Demikian juga dalam dunia pendidikan, apa artinya DPR bersusah payah mengesahkan perundang-undangan pendidikan yang komprehensif, apa gunanya pemerintah telah banyak mengesahkan peraturan pendukung serta berbagai kebijakan yang terkait dengan pemerataan dan peningkatan mutu pendidikan, insan pendidikan tergugah kesadaran dan semangatnya melaksanakan tugas sebaik-baiknya serta sarana prasarana pendidikan dipenuhi secara maksimal; semua pekerjaan mega besar bangsa tersebut akan sia-sia kalau pada saat yang sama pemerintah dan masyarakat membiarkan beberapa “oknum“ perguruan tinggi penyelenggara LPTK yang seringkali kurang mentaati tata aturan akademik dan etika pendidikan tinggi. Demikian juga akan menjadi bencana besar terhadap pembangunan SDM di masa mendatang, kalau pemerintah dan semua kalangan ”membiarkan” dan kurang mengawasi terhadap menjamurnya perguruan tinggi penyelenggara LPTK di daerah-daerah hingga pelosok-pelosok desa yang tidak diimbangi dengan persiapan SDM dan fasilitas pendukung yang memadahi.

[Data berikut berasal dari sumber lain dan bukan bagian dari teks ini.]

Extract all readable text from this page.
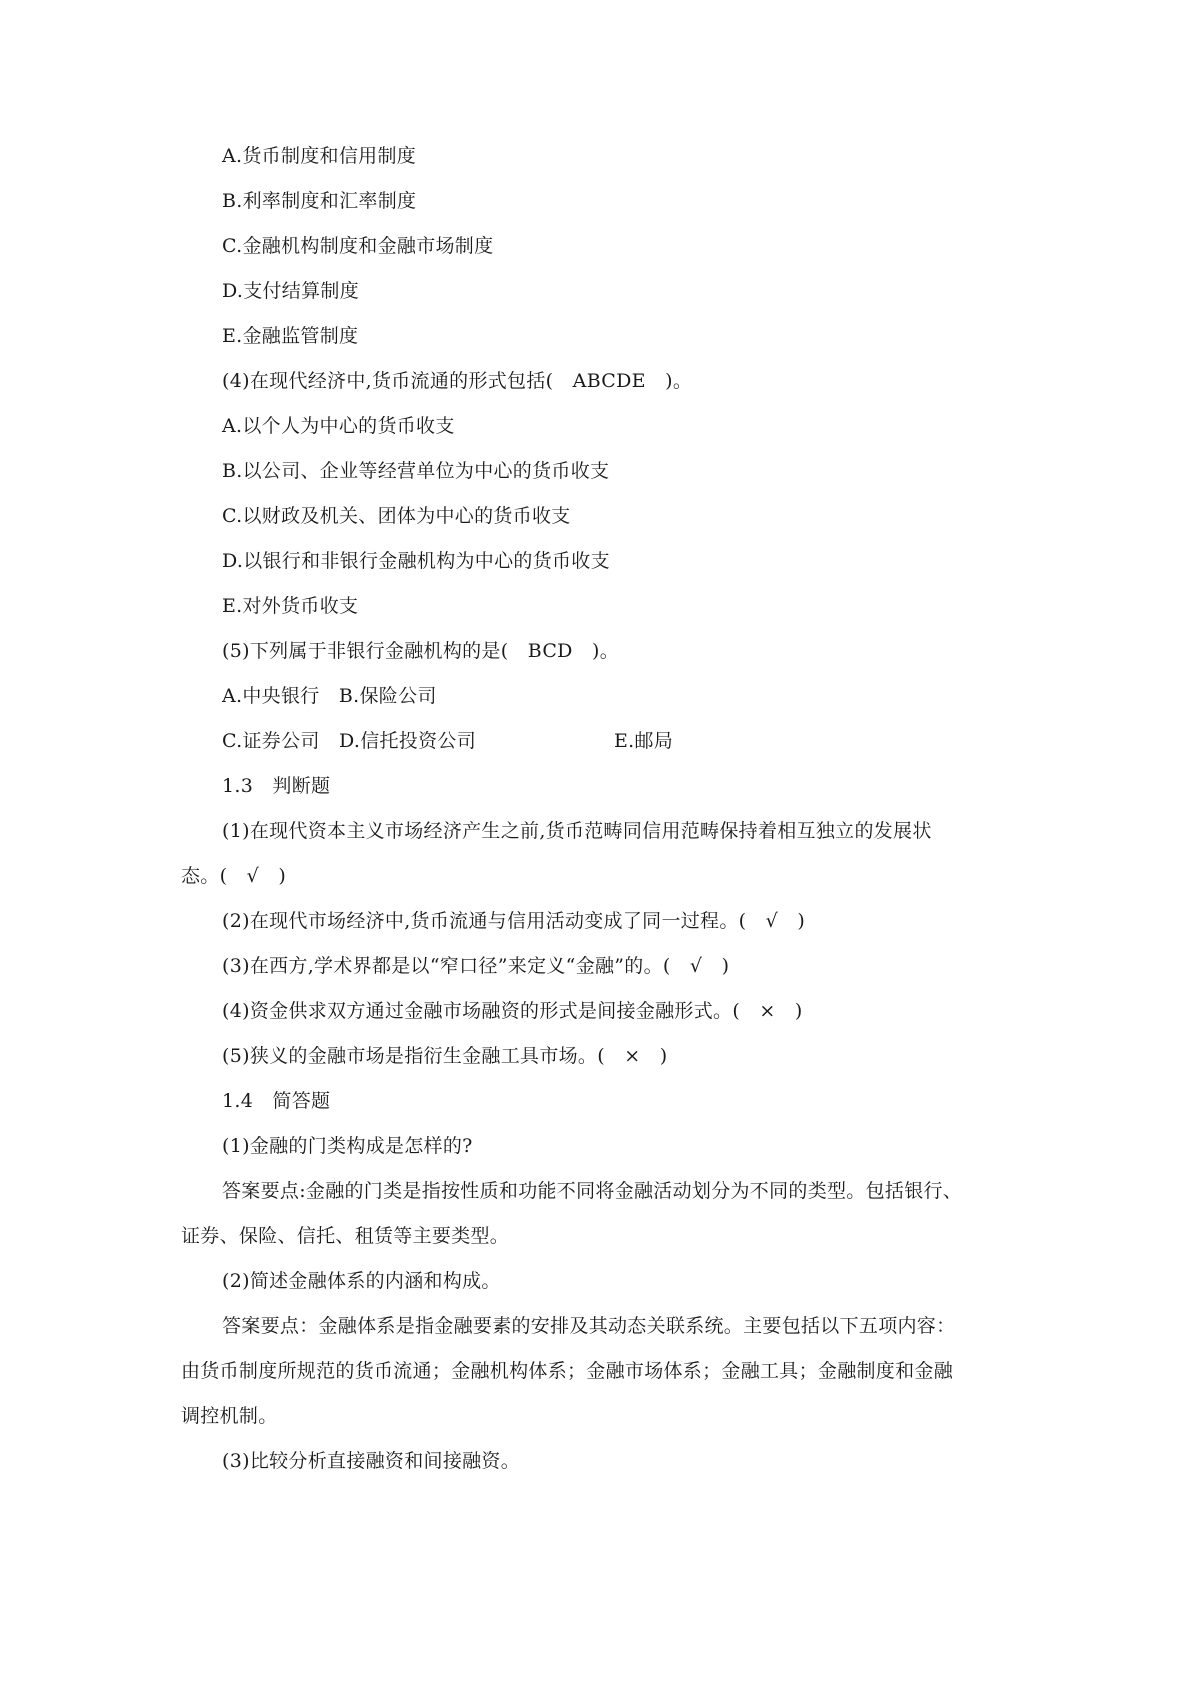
A.货币制度和信用制度
B.利率制度和汇率制度
C.金融机构制度和金融市场制度
D.支付结算制度
E.金融监管制度
(4)在现代经济中,货币流通的形式包括(　ABCDE　)。
A.以个人为中心的货币收支
B.以公司、企业等经营单位为中心的货币收支
C.以财政及机关、团体为中心的货币收支
D.以银行和非银行金融机构为中心的货币收支
E.对外货币收支
(5)下列属于非银行金融机构的是(　BCD　)。
A.中央银行　B.保险公司
C.证券公司　D.信托投资公司	E.邮局
1.3　判断题
(1)在现代资本主义市场经济产生之前,货币范畴同信用范畴保持着相互独立的发展状
态。(　√　)
(2)在现代市场经济中,货币流通与信用活动变成了同一过程。(　√　)
(3)在西方,学术界都是以“窄口径”来定义“金融”的。(　√　)
(4)资金供求双方通过金融市场融资的形式是间接金融形式。(　×　)
(5)狭义的金融市场是指衍生金融工具市场。(　×　)
1.4　简答题
(1)金融的门类构成是怎样的?
答案要点:金融的门类是指按性质和功能不同将金融活动划分为不同的类型。包括银行、
证券、保险、信托、租赁等主要类型。
(2)简述金融体系的内涵和构成。
答案要点：金融体系是指金融要素的安排及其动态关联系统。主要包括以下五项内容：
由货币制度所规范的货币流通；金融机构体系；金融市场体系；金融工具；金融制度和金融
调控机制。
(3)比较分析直接融资和间接融资。
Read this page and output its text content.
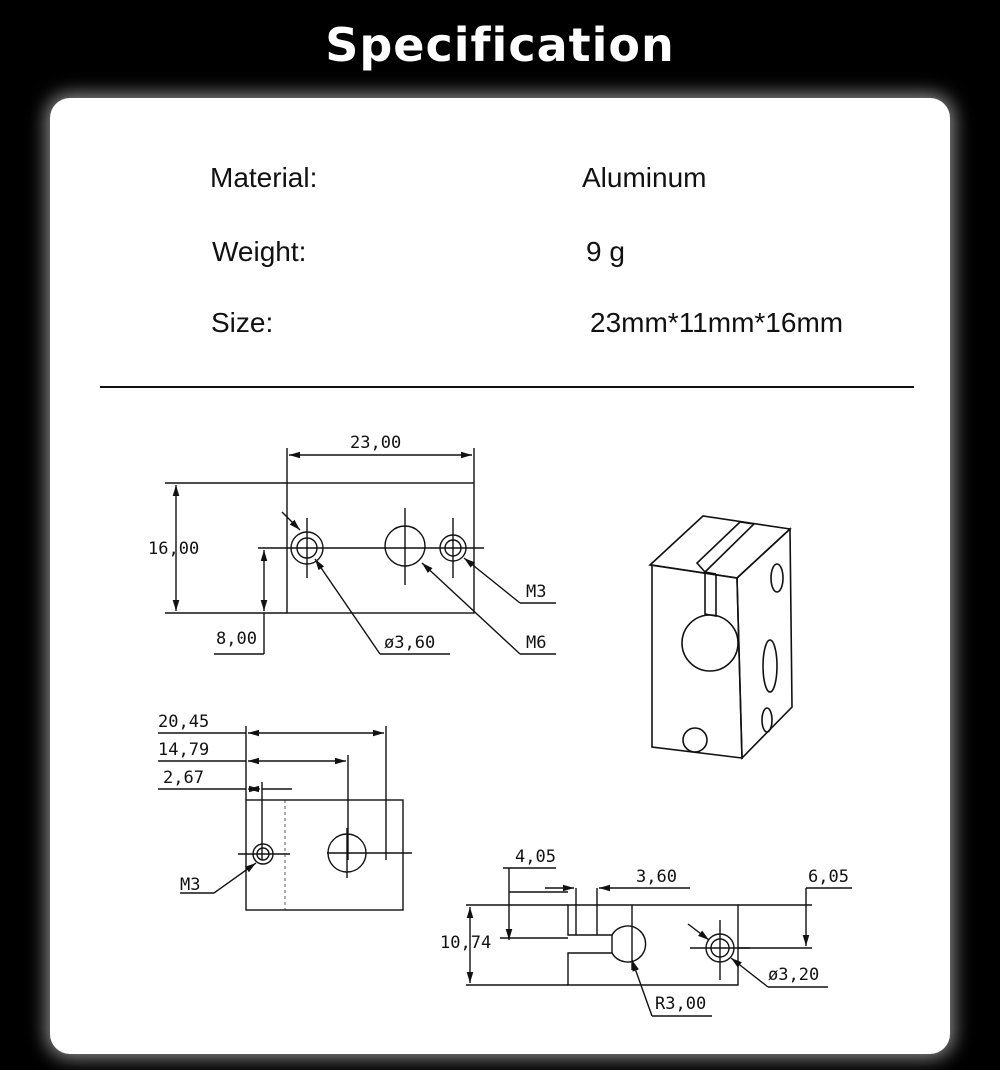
Specification
Material:	Aluminum
Weight:	9 g
Size:	23mm*11mm*16mm
23,00
16,00
8,00	ø3,60	M6
M3
20,45
14,79
2,67
M3
4,05
3,60
10,74
6,05
ø3,20
R3,00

Karena LPTK yang kurang bermutu akan menghasilkan tenaga-tenaga guru/kependidikan yang kurang bermutu. Tenaga guru/kependidikan yang kurang bermutu akan melaksanakan kinerja kependidikan dan KBM kurang bermutu. Pelaksanaan pendidikan dan KBM yang kurang bermutu akan menghasilkan lulusan yang kurang bermutu. Lulusan yang kurang bermutu akan menghasilkan anggota masyarakat dan tenaga kerja yang kurang bermutu. Anggota masyarakat yang kurang bermutu akan menyebabkan rendahnya tingkat pengetahuan dan keahlian, kesadaran, dedikasi, kedisiplinan serta etos kerja. Rendahnya pengetahuan, kesadaran, kedisiplinan dan etos kerja menyebabkan mudahnya masyarakat melakukan berbagai pelanggaran pada tata aturan dan tata nilai kehidupan bermasyarakat dan berbangsa.

Sedang tenaga kerja yang kurang bermutu akan menghasilkan produksi barang maupun jasa yang kurang bermutu. Produksi barang dan jasa yang kurang bermutu akan menyebabkan rendahnya daya tawar dan daya serap baik pada pasaran domestik maupun internasional. Rendahnya daya serap dan daya tawar produksi jasa maupun barang dalam negeri menyebabkan lumpuhnya perekonomian nasional. Lumpuhnya perekonomian nasional menyebabkan tumbuhnya kemiskinan dan pengangguran. Tumbuh suburnya kemiskinan dan pengangguran menyebabkan munculnya kerawanan sosial. Kerawanan sosial menyebabkan munculnya krisis multidemensi yang meliputi ekonomi, politik, lingkungan, dan berkembang pada krisis nilai dan budaya serta puncaknya menyulutkan disintegrasi bangsa. Munculnya krisis multidimensi menyebabkan rendahnya tingkat kepercayaan masyarakat dunia pada bangsa Indonesia. Rendahnya tingkat kepercayaan masyarakat dunia berarti hancurlah jati diri bangsa. Hancurnya jati diri bangsa berarti sia-sialah semua mega perjuangan, dedikasi serta pelaksanaan pembangunan yang dilakukan oleh putra-putra terbaik negeri ini, mulai dari para pahlawan, para pejuang pendiri bangsa maupun para pimpinan dan semua komponen bangsa dari generasi ke generasi.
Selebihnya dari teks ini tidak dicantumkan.